In 1798, Joseph Browne, a doctor from Westchester County, proposed to the Common Council that New York City find a water source beyond Manhattan. Development, he contended, would continue polluting local waters. Knowing the city was financially strapped, he suggested that only a private company could fund the complex project. Browne also happened to be Burr’s brother-in-law.
Manhattan’s State Assembly delegation met to debate “an act for supplying the city of New-York with pure and wholesome water.” Burr argued for a private company to build the infrastructure, while most of his colleagues dissented. So Burr requested and was granted a ten-day leave to assess the city leaders’ preference.
In New York’s water crisis, Burr saw an opportunity. He planned to create the water company himself, and, somehow, use its income to establish a bank to rival Alexander Hamilton’s Bank of New York. And the best part? He’d trick his famous Federalist nemesis, then a lawyer, into helping him.
The Democratic-Republican Burr set up a meeting with Federalist mayor Richard Varick, Hamilton and a group of city merchants. According to records kept by U.S. Senator Philip Schuyler, Burr persuaded them that watering Manhattan—a cause far more important than political quibbles—could only be achieved by private investment. Days later, the Common Council, dominated by Federalists, were convinced by a letter from Hamilton to support Burr's plan.
Burr returned to the State Assembly to report the city’s preference for a private waterworks company. Burr reviewed a draft of the Assembly’s bill with a small committee, and he added a clause that would allow the company to use “surplus capital” for any business purposes beyond the waterworks. This was a completely new freedom for an American company. “In those days, private companies weren’t incorporated by the state legislature,” Koeppel says. “They were always incorporated for a singular purpose—not to do general business.”
No assemblymen contested the clause on record. The waterworks bill passed and moved on to the State Senate, which ratified the law in April 1799. By September, Burr, Browne, and a group of wealthy citizens established the Manhattan Company as both a bank and a waterworks committed, supposedly, to finding a water source outside the city and ending yellow fever.

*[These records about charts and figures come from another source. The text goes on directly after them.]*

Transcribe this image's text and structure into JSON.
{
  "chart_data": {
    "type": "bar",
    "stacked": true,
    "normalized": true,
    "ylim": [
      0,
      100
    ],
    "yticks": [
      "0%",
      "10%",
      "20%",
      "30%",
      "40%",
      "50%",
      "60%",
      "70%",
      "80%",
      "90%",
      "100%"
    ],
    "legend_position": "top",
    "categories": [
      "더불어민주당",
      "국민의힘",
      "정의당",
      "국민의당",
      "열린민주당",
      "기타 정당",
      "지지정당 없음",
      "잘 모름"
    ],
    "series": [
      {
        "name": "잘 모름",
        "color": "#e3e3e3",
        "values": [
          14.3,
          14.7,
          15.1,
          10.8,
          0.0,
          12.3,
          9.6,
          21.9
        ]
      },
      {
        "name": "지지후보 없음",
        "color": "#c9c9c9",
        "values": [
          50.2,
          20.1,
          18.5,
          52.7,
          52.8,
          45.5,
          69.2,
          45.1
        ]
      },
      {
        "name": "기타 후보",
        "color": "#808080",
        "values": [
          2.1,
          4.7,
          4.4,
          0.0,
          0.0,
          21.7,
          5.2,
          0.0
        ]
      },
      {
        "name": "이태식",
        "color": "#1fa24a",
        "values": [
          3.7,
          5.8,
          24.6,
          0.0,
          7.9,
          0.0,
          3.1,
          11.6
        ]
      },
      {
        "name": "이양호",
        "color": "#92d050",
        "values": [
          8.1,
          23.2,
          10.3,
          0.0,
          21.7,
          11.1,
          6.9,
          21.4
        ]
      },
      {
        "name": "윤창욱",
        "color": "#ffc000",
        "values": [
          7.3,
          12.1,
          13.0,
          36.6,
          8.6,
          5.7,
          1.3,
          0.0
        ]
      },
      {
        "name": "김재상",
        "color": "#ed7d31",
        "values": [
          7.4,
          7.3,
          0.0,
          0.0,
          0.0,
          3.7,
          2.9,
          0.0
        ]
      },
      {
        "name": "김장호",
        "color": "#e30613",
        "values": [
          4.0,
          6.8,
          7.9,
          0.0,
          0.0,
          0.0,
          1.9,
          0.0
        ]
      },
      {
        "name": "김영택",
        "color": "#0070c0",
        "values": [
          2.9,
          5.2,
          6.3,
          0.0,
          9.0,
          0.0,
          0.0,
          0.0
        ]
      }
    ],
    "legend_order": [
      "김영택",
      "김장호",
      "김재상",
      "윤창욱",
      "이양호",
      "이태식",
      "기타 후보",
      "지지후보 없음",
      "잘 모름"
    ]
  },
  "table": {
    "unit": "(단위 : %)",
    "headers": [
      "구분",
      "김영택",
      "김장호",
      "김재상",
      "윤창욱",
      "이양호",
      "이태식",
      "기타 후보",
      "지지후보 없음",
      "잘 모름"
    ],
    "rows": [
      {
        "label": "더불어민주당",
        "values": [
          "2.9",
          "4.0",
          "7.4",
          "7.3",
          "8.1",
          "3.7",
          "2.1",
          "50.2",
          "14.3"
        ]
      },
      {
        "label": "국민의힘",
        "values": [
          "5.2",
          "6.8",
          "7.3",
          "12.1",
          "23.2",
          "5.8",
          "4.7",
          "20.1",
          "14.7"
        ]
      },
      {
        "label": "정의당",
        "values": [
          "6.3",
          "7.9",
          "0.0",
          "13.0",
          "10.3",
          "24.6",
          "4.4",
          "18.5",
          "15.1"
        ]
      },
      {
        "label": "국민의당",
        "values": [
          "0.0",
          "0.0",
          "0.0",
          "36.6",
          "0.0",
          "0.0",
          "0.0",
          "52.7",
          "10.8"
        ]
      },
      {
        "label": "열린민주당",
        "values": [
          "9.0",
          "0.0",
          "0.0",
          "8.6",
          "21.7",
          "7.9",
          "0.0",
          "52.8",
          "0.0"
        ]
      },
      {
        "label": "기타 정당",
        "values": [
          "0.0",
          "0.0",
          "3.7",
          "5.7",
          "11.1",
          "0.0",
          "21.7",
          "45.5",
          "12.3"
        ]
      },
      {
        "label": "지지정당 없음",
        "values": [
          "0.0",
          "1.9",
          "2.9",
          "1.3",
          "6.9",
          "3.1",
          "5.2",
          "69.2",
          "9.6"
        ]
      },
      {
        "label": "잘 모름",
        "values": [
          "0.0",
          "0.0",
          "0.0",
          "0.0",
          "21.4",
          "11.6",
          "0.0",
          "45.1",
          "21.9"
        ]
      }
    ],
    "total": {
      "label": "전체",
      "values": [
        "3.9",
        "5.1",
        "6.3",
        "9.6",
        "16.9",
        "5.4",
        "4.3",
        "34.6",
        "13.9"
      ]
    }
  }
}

“Browne proposed the Bronx River, and no sooner do they get incorporated do they abandon this idea,” Koeppel says. The Manhattan Company’s leadership decided the Bronx River—a waterway that divided New York City from the future Bronx borough—was too far away to be profitable. To save money and time, the company built its waterworks near a pond within the city: Collect Pond. Curiously, Browne—the company’s superintendent—no longer publicly contended that the pond was filthy. The company even sought and gained the approval of Colles, who had become a surveyor, for its plan: a steam-powered waterworks with wooden piping, much like his own proposal from the 1770s.
By 1802, the Manhattan Company’s waterworks was running with 21 miles of leaky wooden pipes. According to Diane Galusha’s book Liquid Assets: A History of New York City’s Water System, customers spoke frequently of the water’s undrinkability and unavailability. Tree roots pierced the pipes, and repairs took weeks. The next year, yellow fever killed 600, a number that rose to 1,000 by 1805, when 27,000 fled from a city of 75,000, according to city records cited by Koeppel.